What is the best compression algorithm that allows random reads/writes in a file?

Brian R. Bondy picture Brian R. Bondy · Oct 25, 2008 · Viewed 7.2k times · Source

What is the best compression algorithm that allows random reads/writes in a file?

I know that any adaptive compression algorithms would be out of the question.

And I know huffman encoding would be out of the question.

Does anyone have a better compression algorithm that would allow random reads/writes?

I think you could use any compression algorithm if you write it in blocks, but ideally I would not like to have to decompress a whole block at a time. But if you have suggestions on an easy way to do this and how to know the block boundaries, please let me know. If this is part of your solution, please also let me know what you do when the data you want to read is across a block boundary?

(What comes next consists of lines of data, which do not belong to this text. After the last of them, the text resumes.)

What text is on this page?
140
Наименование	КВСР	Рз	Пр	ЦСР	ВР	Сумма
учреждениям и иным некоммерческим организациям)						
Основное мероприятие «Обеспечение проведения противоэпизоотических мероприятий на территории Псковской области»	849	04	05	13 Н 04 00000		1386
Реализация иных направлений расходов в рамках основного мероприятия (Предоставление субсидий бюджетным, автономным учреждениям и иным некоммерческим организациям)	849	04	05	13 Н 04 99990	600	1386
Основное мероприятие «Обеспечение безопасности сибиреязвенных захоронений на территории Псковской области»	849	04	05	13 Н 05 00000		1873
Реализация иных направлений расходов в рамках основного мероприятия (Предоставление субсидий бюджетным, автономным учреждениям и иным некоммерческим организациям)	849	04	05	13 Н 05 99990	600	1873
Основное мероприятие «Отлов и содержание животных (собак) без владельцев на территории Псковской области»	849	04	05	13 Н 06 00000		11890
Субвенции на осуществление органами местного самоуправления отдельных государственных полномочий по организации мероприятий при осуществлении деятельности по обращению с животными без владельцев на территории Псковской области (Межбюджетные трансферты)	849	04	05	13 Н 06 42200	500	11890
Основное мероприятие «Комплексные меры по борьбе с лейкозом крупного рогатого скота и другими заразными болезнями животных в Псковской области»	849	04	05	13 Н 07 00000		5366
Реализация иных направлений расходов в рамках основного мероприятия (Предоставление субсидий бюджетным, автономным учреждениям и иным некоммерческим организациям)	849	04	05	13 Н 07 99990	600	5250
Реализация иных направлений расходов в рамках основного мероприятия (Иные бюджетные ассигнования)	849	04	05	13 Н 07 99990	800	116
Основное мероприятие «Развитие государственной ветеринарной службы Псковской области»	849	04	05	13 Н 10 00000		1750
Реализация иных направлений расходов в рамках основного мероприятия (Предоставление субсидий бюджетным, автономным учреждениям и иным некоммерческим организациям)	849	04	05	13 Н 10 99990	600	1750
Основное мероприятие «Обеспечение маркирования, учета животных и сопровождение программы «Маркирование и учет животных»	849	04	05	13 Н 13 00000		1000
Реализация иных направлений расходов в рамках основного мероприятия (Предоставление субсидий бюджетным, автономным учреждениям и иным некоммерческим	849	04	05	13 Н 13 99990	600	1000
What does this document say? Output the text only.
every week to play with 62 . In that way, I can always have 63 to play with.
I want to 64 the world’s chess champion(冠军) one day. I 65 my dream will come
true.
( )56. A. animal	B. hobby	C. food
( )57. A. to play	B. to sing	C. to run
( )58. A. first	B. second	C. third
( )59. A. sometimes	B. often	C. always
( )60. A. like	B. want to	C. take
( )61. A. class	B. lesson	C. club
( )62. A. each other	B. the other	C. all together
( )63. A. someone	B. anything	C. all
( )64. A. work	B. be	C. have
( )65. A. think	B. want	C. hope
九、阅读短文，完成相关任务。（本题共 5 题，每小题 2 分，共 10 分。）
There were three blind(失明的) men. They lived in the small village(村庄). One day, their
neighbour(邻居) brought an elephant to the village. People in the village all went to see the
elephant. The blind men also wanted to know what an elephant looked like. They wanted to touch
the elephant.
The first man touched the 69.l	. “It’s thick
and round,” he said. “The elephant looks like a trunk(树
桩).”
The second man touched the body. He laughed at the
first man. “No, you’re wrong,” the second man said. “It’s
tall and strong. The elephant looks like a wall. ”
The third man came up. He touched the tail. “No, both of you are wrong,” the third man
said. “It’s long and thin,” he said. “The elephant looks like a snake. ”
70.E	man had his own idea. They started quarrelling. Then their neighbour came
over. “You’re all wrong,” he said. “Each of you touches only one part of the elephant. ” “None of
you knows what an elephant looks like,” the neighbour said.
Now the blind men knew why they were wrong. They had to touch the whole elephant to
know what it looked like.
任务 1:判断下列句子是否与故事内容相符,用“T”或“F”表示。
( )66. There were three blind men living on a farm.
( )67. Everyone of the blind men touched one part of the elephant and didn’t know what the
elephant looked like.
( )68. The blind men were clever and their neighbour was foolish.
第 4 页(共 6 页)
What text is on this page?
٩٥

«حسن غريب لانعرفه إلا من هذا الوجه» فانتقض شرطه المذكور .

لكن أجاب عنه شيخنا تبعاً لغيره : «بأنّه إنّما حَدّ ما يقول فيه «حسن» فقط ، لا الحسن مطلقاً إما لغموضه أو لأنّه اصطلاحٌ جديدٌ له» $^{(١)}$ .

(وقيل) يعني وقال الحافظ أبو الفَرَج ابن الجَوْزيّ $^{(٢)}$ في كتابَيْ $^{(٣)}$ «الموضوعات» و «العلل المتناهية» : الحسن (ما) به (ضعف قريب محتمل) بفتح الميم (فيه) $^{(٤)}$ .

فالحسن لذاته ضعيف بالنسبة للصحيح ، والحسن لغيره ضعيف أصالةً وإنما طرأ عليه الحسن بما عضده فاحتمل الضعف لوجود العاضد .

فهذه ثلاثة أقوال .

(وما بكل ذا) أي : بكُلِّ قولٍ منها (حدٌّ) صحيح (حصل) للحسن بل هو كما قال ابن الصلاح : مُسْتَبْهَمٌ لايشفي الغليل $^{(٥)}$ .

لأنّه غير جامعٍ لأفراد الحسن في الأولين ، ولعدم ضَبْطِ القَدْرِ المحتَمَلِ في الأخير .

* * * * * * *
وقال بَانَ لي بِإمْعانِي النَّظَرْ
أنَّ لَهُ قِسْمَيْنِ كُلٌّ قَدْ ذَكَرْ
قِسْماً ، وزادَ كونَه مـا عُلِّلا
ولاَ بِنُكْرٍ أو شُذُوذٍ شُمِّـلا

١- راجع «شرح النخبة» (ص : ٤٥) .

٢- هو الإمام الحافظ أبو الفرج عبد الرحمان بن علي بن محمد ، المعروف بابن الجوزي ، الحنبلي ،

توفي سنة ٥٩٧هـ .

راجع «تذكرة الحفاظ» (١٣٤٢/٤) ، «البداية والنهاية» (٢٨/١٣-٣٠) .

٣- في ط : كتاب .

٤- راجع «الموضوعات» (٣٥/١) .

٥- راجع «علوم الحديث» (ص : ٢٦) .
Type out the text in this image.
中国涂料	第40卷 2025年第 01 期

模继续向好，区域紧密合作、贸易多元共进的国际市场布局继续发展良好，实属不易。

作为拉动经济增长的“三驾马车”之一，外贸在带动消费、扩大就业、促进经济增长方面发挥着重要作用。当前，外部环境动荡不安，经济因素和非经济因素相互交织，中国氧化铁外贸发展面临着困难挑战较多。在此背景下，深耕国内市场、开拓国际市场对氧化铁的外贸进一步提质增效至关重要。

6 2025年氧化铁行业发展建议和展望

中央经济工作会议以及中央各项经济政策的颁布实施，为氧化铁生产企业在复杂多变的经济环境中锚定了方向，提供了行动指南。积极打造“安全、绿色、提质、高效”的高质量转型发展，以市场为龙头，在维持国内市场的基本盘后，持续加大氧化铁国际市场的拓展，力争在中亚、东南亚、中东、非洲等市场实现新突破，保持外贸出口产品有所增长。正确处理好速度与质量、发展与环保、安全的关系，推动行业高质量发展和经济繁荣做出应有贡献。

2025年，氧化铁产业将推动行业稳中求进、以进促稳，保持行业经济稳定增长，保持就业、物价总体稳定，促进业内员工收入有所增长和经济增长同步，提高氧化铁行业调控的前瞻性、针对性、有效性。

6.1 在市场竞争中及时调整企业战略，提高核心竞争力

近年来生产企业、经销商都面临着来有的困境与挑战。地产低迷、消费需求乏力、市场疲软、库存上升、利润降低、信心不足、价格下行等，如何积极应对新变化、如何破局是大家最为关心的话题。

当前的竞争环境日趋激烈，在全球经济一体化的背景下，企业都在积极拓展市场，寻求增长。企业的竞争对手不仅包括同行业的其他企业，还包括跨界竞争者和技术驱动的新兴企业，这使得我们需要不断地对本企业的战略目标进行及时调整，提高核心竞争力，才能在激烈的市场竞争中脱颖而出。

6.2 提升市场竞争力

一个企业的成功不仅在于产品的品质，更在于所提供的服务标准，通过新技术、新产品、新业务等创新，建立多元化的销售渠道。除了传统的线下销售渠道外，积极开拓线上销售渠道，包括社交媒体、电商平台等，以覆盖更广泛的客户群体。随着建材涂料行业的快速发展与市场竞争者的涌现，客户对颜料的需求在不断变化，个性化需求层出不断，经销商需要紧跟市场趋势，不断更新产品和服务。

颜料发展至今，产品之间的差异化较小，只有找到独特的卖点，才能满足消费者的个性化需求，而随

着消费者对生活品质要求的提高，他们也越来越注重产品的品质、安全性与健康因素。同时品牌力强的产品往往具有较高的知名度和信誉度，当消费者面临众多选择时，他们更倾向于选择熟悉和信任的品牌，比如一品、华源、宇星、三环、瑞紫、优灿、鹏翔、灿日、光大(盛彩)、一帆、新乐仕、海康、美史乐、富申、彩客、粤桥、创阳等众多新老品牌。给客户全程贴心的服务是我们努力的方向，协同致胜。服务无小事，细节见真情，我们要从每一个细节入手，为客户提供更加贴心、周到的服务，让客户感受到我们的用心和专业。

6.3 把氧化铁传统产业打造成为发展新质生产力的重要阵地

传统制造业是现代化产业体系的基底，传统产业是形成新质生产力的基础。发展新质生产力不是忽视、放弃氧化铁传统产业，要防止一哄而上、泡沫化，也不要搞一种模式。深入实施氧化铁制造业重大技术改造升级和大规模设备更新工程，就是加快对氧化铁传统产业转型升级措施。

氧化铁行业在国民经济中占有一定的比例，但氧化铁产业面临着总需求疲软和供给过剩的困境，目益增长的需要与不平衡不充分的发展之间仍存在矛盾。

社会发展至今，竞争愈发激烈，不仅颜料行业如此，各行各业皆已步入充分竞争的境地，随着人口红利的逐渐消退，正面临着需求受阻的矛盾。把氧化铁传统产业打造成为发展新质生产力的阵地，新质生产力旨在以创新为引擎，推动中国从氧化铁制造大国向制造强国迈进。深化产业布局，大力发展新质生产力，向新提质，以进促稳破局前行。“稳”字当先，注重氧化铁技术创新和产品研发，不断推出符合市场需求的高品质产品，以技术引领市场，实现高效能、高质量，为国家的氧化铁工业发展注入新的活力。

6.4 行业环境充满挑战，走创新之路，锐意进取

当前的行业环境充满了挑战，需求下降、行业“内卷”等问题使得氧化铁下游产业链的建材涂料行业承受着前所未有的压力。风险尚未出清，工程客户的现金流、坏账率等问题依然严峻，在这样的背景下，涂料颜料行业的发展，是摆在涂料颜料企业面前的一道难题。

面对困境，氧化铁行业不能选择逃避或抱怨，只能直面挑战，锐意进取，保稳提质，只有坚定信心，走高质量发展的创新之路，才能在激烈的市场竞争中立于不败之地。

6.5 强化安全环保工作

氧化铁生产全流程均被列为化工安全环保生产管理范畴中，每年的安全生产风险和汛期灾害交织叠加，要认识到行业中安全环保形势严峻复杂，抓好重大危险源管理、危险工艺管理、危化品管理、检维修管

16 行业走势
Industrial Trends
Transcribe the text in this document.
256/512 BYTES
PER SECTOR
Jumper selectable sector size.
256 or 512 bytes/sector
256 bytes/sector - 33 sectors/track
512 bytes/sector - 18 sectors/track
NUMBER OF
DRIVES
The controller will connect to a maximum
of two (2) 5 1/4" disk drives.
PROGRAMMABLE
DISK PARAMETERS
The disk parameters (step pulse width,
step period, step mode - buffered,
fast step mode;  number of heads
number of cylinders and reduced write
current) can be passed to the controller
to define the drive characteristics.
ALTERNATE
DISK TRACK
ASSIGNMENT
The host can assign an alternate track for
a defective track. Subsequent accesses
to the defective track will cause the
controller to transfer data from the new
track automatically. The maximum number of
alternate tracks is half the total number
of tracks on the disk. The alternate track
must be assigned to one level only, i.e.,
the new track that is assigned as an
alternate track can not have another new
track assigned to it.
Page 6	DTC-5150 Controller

In the context of your answers please assume the file in question is 100GB, and sometimes I'll want to read the first 10 bytes, and sometimes I'll want to read the last 19 bytes, and sometimes I'll want to read 17 bytes in the middle. .

Answer

David Cary picture David Cary · Aug 8, 2010

I am stunned at the number of responses that imply that such a thing is impossible.

Have these people never heard of "compressed file systems", which have been around since before Microsoft was sued in 1993 by Stac Electronics over compressed file system technology?

I hear that LZS and LZJB are popular algorithms for people implementing compressed file systems, which necessarily require both random-access reads and random-access writes.

Perhaps the simplest and best thing to do is to turn on file system compression for that file, and let the OS deal with the details. But if you insist on handling it manually, perhaps you can pick up some tips by reading about NTFS transparent file compression.

Also check out: "StackOverflow: Compression formats with good support for random access within archives?"